As one example, he cites improved grade intermix control at the No. 2 caster of U.S. Steel's Gary, Indiana plant: "One day our Gary works called. They wanted us to investigate if there was a way to predict the chemical composition of slabs produced during periods of steel grade change." (During a grade change, steel at the end of one heat mixes with steel of different chemistry from the next heat.) At Gary, because of the diversity of steel chemistries required by customer orders, many slabs produced during grade change had to be stored until they could be tested. By the time they were tested, even if the chemistry was good enough to meet customer specs, they lost their place in the processing line and ended up clogging inventory.

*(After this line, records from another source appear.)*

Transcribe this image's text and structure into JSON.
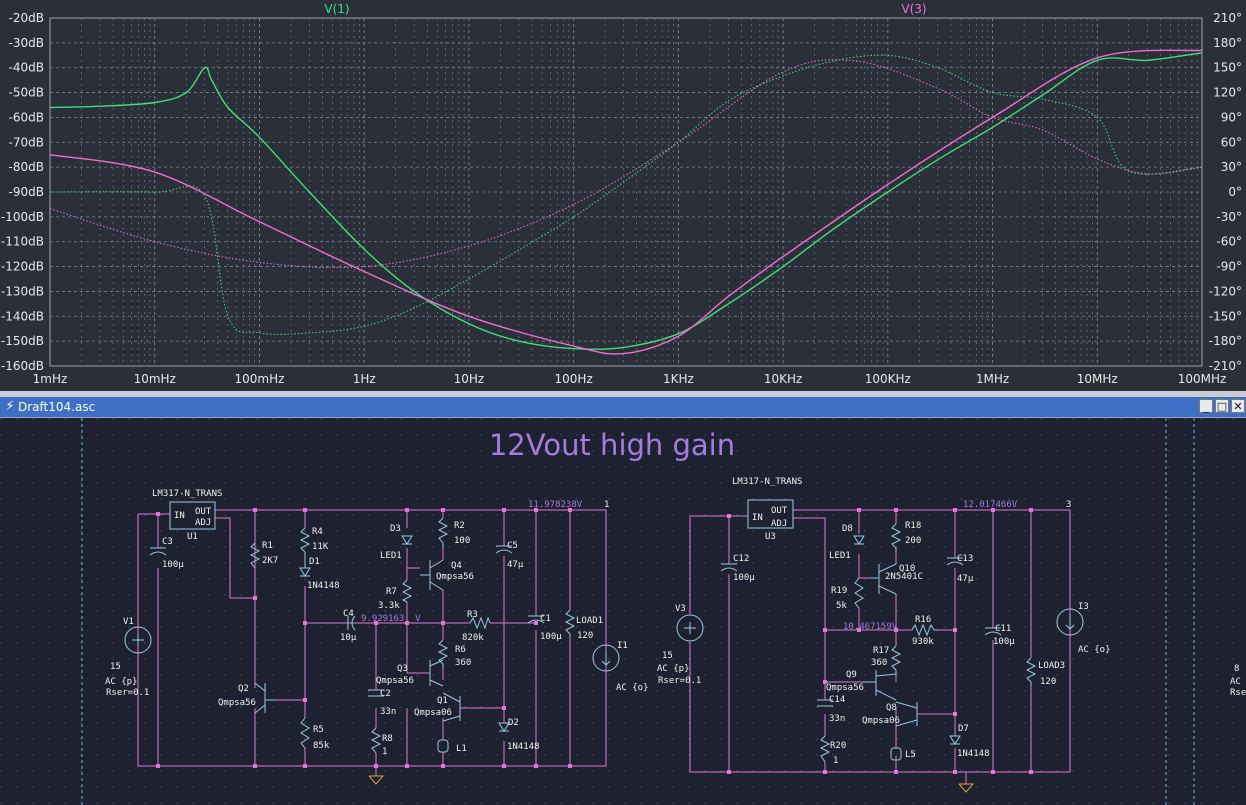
{
  "plot": {
    "trace1_label": "V(1)",
    "trace2_label": "V(3)",
    "colors": {
      "trace1": "#3fe07a",
      "trace2": "#ee6fce",
      "axis_text": "#e8e8e8",
      "grid": "#7d8496",
      "background": "#2b2f3a"
    },
    "y_left_ticks": [
      "-20dB",
      "-30dB",
      "-40dB",
      "-50dB",
      "-60dB",
      "-70dB",
      "-80dB",
      "-90dB",
      "-100dB",
      "-110dB",
      "-120dB",
      "-130dB",
      "-140dB",
      "-150dB",
      "-160dB"
    ],
    "y_right_ticks": [
      "210°",
      "180°",
      "150°",
      "120°",
      "90°",
      "60°",
      "30°",
      "0°",
      "-30°",
      "-60°",
      "-90°",
      "-120°",
      "-150°",
      "-180°",
      "-210°"
    ],
    "x_ticks": [
      "1mHz",
      "10mHz",
      "100mHz",
      "1Hz",
      "10Hz",
      "100Hz",
      "1KHz",
      "10KHz",
      "100KHz",
      "1MHz",
      "10MHz",
      "100MHz"
    ]
  },
  "chart_data": {
    "type": "line",
    "x_scale": "log",
    "xlim": [
      0.001,
      100000000
    ],
    "ylim_left": [
      -160,
      -20
    ],
    "ylim_right": [
      -210,
      210
    ],
    "xlabel": "",
    "ylabel": "",
    "series": [
      {
        "name": "V(1)",
        "axis": "magnitude dB",
        "x": [
          0.001,
          0.003,
          0.01,
          0.02,
          0.03,
          0.035,
          0.05,
          0.1,
          0.3,
          1,
          3,
          10,
          30,
          100,
          300,
          1000,
          3000,
          10000,
          30000,
          100000,
          300000,
          1000000,
          3000000,
          10000000,
          30000000,
          100000000
        ],
        "y": [
          -56,
          -55.5,
          -54,
          -50,
          -40,
          -45,
          -56,
          -68,
          -90,
          -113,
          -130,
          -143,
          -150,
          -153,
          -152.5,
          -147,
          -135,
          -120,
          -105,
          -90,
          -77,
          -64,
          -51,
          -37,
          -37,
          -34
        ]
      },
      {
        "name": "V(1)",
        "axis": "phase deg",
        "x": [
          0.001,
          0.01,
          0.03,
          0.05,
          0.1,
          0.3,
          1,
          3,
          10,
          30,
          100,
          300,
          1000,
          3000,
          10000,
          30000,
          100000,
          300000,
          1000000,
          3000000,
          10000000,
          20000000,
          100000000
        ],
        "y": [
          0,
          0,
          -5,
          -150,
          -170,
          -170,
          -162,
          -140,
          -105,
          -70,
          -30,
          12,
          60,
          110,
          140,
          158,
          165,
          150,
          120,
          112,
          90,
          25,
          30
        ]
      },
      {
        "name": "V(3)",
        "axis": "magnitude dB",
        "x": [
          0.001,
          0.01,
          0.1,
          1,
          10,
          100,
          300,
          1000,
          3000,
          10000,
          100000,
          1000000,
          10000000,
          100000000
        ],
        "y": [
          -75,
          -82,
          -102,
          -122,
          -140,
          -152,
          -155,
          -148,
          -132,
          -116,
          -87,
          -60,
          -36,
          -33
        ]
      },
      {
        "name": "V(3)",
        "axis": "phase deg",
        "x": [
          0.001,
          0.01,
          0.1,
          1,
          10,
          100,
          1000,
          10000,
          50000,
          300000,
          1000000,
          3000000,
          10000000,
          30000000,
          100000000
        ],
        "y": [
          -20,
          -60,
          -85,
          -90,
          -65,
          -15,
          60,
          145,
          158,
          125,
          90,
          75,
          40,
          22,
          30
        ]
      }
    ]
  },
  "window": {
    "title": "Draft104.asc",
    "app_icon": "ltspice-icon",
    "minimize": "_",
    "restore": "□",
    "close": "✕"
  },
  "schematic": {
    "heading": "12Vout high gain",
    "colors": {
      "wire": "#e078d8",
      "component": "#9cc8e0",
      "text": "#f0f0f0",
      "net_label": "#a37ce0",
      "junction": "#e078d8",
      "ground": "#e0a040"
    },
    "left": {
      "ic_name": "LM317-N_TRANS",
      "ic_ref": "U1",
      "ic_in": "IN",
      "ic_out": "OUT",
      "ic_adj": "ADJ",
      "out_voltage": "11.978238V",
      "out_node": "1",
      "mid_voltage": "9.929163  V",
      "V1": "V1",
      "V1_val": "15",
      "V1_ac": "AC {p}",
      "V1_rser": "Rser=0.1",
      "C3": "C3",
      "C3_val": "100µ",
      "R1": "R1",
      "R1_val": "2K7",
      "R4": "R4",
      "R4_val": "11K",
      "D1": "D1",
      "D1_val": "1N4148",
      "D3": "D3",
      "D3_val": "LED1",
      "R2": "R2",
      "R2_val": "100",
      "Q4": "Q4",
      "Q4_val": "Qmpsa56",
      "C5": "C5",
      "C5_val": "47µ",
      "R7": "R7",
      "R7_val": "3.3k",
      "C4": "C4",
      "C4_val": "10µ",
      "R3": "R3",
      "R3_val": "820k",
      "R6": "R6",
      "R6_val": "360",
      "C1": "C1",
      "C1_val": "100µ",
      "LOAD1": "LOAD1",
      "LOAD1_val": "120",
      "I1": "I1",
      "I1_val": "AC {o}",
      "Q2": "Q2",
      "Q2_val": "Qmpsa56",
      "Q3": "Q3",
      "Q3_val": "Qmpsa56",
      "C2": "C2",
      "C2_val": "33n",
      "Q1": "Q1",
      "Q1_val": "Qmpsa06",
      "D2": "D2",
      "D2_val": "1N4148",
      "R5": "R5",
      "R5_val": "85k",
      "R8": "R8",
      "R8_val": "1",
      "L1": "L1"
    },
    "right": {
      "ic_name": "LM317-N_TRANS",
      "ic_ref": "U3",
      "ic_in": "IN",
      "ic_out": "OUT",
      "ic_adj": "ADJ",
      "out_voltage": "12.017466V",
      "out_node": "3",
      "mid_voltage": "10.467159V",
      "V3": "V3",
      "V3_val": "15",
      "V3_ac": "AC {p}",
      "V3_rser": "Rser=0.1",
      "C12": "C12",
      "C12_val": "100µ",
      "D8": "D8",
      "D8_val": "LED1",
      "R18": "R18",
      "R18_val": "200",
      "Q10": "Q10",
      "Q10_val": "2N5401C",
      "C13": "C13",
      "C13_val": "47µ",
      "R19": "R19",
      "R19_val": "5k",
      "R16": "R16",
      "R16_val": "930k",
      "C11": "C11",
      "C11_val": "100µ",
      "I3": "I3",
      "I3_val": "AC {o}",
      "R17": "R17",
      "R17_val": "360",
      "LOAD3": "LOAD3",
      "LOAD3_val": "120",
      "Q9": "Q9",
      "Q9_val": "Qmpsa56",
      "C14": "C14",
      "C14_val": "33n",
      "Q8": "Q8",
      "Q8_val": "Qmpsa06",
      "D7": "D7",
      "D7_val": "1N4148",
      "R20": "R20",
      "R20_val": "1",
      "L5": "L5"
    },
    "partial_right": {
      "val": "8",
      "ac": "AC {",
      "rser": "Rse"
    }
  }
}
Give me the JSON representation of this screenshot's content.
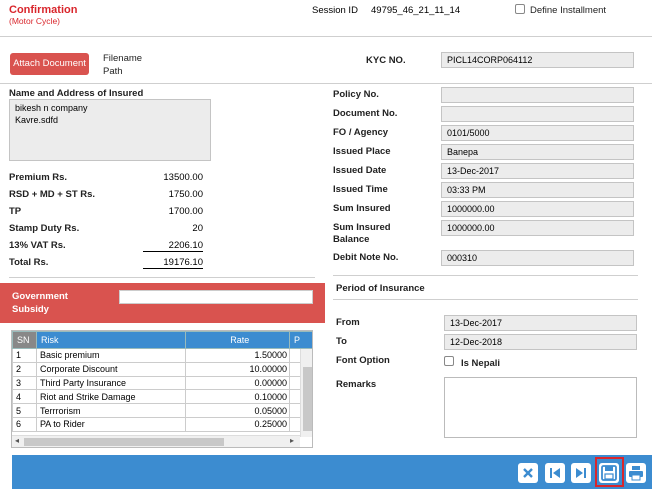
{
  "header": {
    "title": "Confirmation",
    "subtitle": "(Motor Cycle)",
    "session_label": "Session ID",
    "session_value": "49795_46_21_11_14",
    "define_installment": "Define Installment"
  },
  "attach": {
    "button": "Attach Document",
    "filename_label": "Filename",
    "path_label": "Path"
  },
  "kyc": {
    "label": "KYC NO.",
    "value": "PICL14CORP064112"
  },
  "insured": {
    "label": "Name and Address of Insured",
    "line1": "bikesh n company",
    "line2": "Kavre.sdfd"
  },
  "amounts": [
    {
      "label": "Premium Rs.",
      "value": "13500.00"
    },
    {
      "label": "RSD + MD + ST Rs.",
      "value": "1750.00"
    },
    {
      "label": "TP",
      "value": "1700.00"
    },
    {
      "label": "Stamp Duty Rs.",
      "value": "20"
    },
    {
      "label": "13% VAT Rs.",
      "value": "2206.10"
    },
    {
      "label": "Total Rs.",
      "value": "19176.10"
    }
  ],
  "policy": [
    {
      "label": "Policy No.",
      "value": ""
    },
    {
      "label": "Document No.",
      "value": ""
    },
    {
      "label": "FO / Agency",
      "value": "0101/5000"
    },
    {
      "label": "Issued Place",
      "value": "Banepa"
    },
    {
      "label": "Issued Date",
      "value": "13-Dec-2017"
    },
    {
      "label": "Issued Time",
      "value": "03:33 PM"
    },
    {
      "label": "Sum Insured",
      "value": "1000000.00"
    },
    {
      "label": "Sum Insured Balance",
      "value": "1000000.00"
    },
    {
      "label": "Debit Note No.",
      "value": "000310"
    }
  ],
  "subsidy": {
    "label": "Government Subsidy",
    "value": ""
  },
  "risk_table": {
    "headers": [
      "SN",
      "Risk",
      "Rate",
      "P"
    ],
    "rows": [
      [
        "1",
        "Basic premium",
        "1.50000"
      ],
      [
        "2",
        "Corporate Discount",
        "10.00000"
      ],
      [
        "3",
        "Third Party Insurance",
        "0.00000"
      ],
      [
        "4",
        "Riot and Strike Damage",
        "0.10000"
      ],
      [
        "5",
        "Terrrorism",
        "0.05000"
      ],
      [
        "6",
        "PA to Rider",
        "0.25000"
      ]
    ]
  },
  "period": {
    "title": "Period of Insurance",
    "from_label": "From",
    "from_value": "13-Dec-2017",
    "to_label": "To",
    "to_value": "12-Dec-2018",
    "font_label": "Font Option",
    "nepali_label": "Is Nepali",
    "remarks_label": "Remarks"
  },
  "toolbar": {
    "icons": [
      "close-icon",
      "first-page-icon",
      "last-page-icon",
      "save-icon",
      "print-icon"
    ],
    "highlight_color": "#d9262c",
    "bar_color": "#3c8cd0"
  }
}
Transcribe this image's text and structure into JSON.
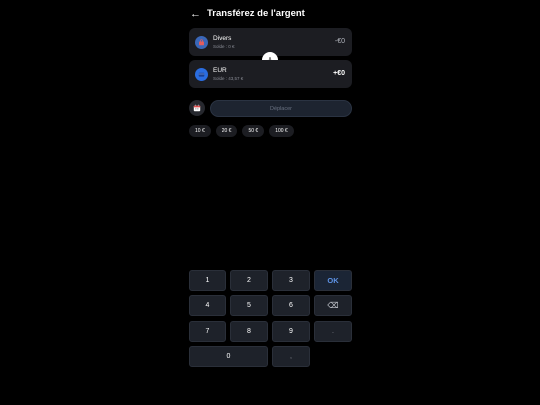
{
  "header": {
    "back_icon": "←",
    "title": "Transférez de l'argent"
  },
  "from_account": {
    "icon": "bag-icon",
    "name": "Divers",
    "balance": "Solde : 0 €",
    "amount": "-€0"
  },
  "to_account": {
    "icon": "card-icon",
    "name": "EUR",
    "balance": "Solde : 43,57 €",
    "amount": "+€0"
  },
  "swap_icon": "arrow-down-icon",
  "date_icon": "calendar-icon",
  "move_button_label": "Déplacer",
  "quick_amounts": [
    "10 €",
    "20 €",
    "50 €",
    "100 €"
  ],
  "keypad": {
    "row1": [
      "1",
      "2",
      "3"
    ],
    "ok": "OK",
    "row2": [
      "4",
      "5",
      "6"
    ],
    "backspace": "⌫",
    "row3": [
      "7",
      "8",
      "9"
    ],
    "dot_right": ".",
    "zero": "0",
    "dot_bottom": ","
  },
  "colors": {
    "background": "#000000",
    "card": "#1c1d22",
    "key": "#1e222a",
    "accent": "#5e93e6"
  }
}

A U.S. Steel team devised a computational model based in a mixture of physical modeling, plant experiments and Y-MP computations. "We came up with a rather simplified model," says Vassilicos, "that can be used in a process computer, real time, to predict how the chemistry in the cast product changes as a function of time." Plant and research personnel implemented the model on the Gary No. 2 caster. It has proven highly reliable. Several months of trial run showed that the model predicted chemistry as accurately as laboratory testing of slab samples and it wasn't susceptible to errors inherent in the testing procedure.
With the new method, the Gary plant has significantly reduced the need to test for slab chemistry. "We have the confidence to supply our customers with quality steel grades on the basis of the model," says Vassilicos. "This is a cost savings because you save on the handling, you save on testing the chemistry, and you reduce the inventory."